Second, something similar happened in software development. MIL-STD-2167A is not popular anymore. Everyone wants to use COTS and experience the rapid turnaround times that the telecom industry benefits from. CEOs want to know why the control software cost so much more per line of code than the software that Motorola puts on its cell phones.

So, again IMHO, until these two issues work themselves out (and they will), I don’t think we’ll see major strides in rocket control system reliability.

15

Interesting; I work for a contractor to the Rocket Systems Launch Program, burning up all those solid motor ICBMs you spent so long doing A&S on. Thanks for your work. :wink: And if you’re ever looking for a job out on the West Coast, send me a resume. My officemate would love to have someone do share in some of his performance analysis duties.

It sounds like something von Braun would say, but then, von Braun was a hardcore liquid guy who also boosted for the use of unstable nuclear reactors as an upper stage rocket engine. And while solids were highly unreliable in von Braun’s most fertile days as a rocket designer, we’ve honed the reliability of them from nearly fifty years of solid ICBM booster development.
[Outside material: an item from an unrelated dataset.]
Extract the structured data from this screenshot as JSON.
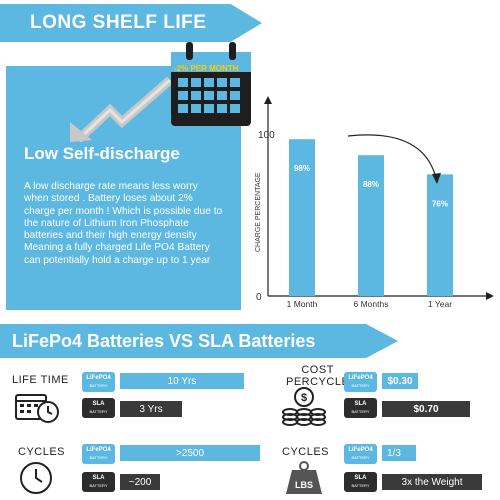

Some of the most historically reliable booster systems in existance are solid motors. (But they can be a bitch to handle–like Jurph says, even a slight crack or case delamination can be fatal–and they don’t offer the performance of a liquid.)

I can’t disagree with the former–COTS has become a four letter word in my dictionary owning to its insistance by business people who wouldn’t know a Thrust Vector Actuator from a dildo–but control system reliability is more than just the sum of components. Individual unit reliability was at a high premium on early electronically-controlled rockets and spacecraft because the technology was inherently unreliable and too bulky to be used redundantly. In contrast, modern digital control systems are several orders of magnitude more compact, and per bitrate more reliable than older technology. Instead of insisting that every single code execution be flawless, we now can afford the performance and redundancy to perform error-checking and diagnostics. That’s not an excuse to release crap code or accept defective hardware, but it gives more leeway in protecting against oversights and errors.

Regarding operating systems and hardware, we can lean on years of wide-use performance and feedback to provide improvement rather than a massive staff of software and system checkers; commercial OSs like VxWorks or massively tested open source systems like NetBSD are highly robust and provide mature starting points for a home-mix specialized OS rather than writing the operating code completely from scratch and going through many major revisions before getting to a reliable, robust system that’ll be obsolete before it ever becomes implemented. (Just try purchasing replacement memory for the AP-101 computers used in the Shuttle, or finding programmers familiar with HAL/S.)

Given that reliable GN&C systems were the bugaboo of ICBM development (there’s a scary story about the MMII guidance system being essentially nonfunctional during the first few months of deployment) and yet today are one of the more reliable systems on a rocket, I’d say that as long as you stay away from the bleeding edge of development, overall operational reliabilty is likely to be higher than legacy systems of decades past, and will only procede to get better still.

Stranger

16

[tongue in cheek]

Is that correct usage? I would think that in that case, it would be a land mind disassembling, not lokij disassembling himself, thus not self-disassembly of any sort, spontaneous or non-spontaneous.

[tongue out of cheek]

17

That’s beautiful. It almost beats the airlines’ classic “landing at sea”.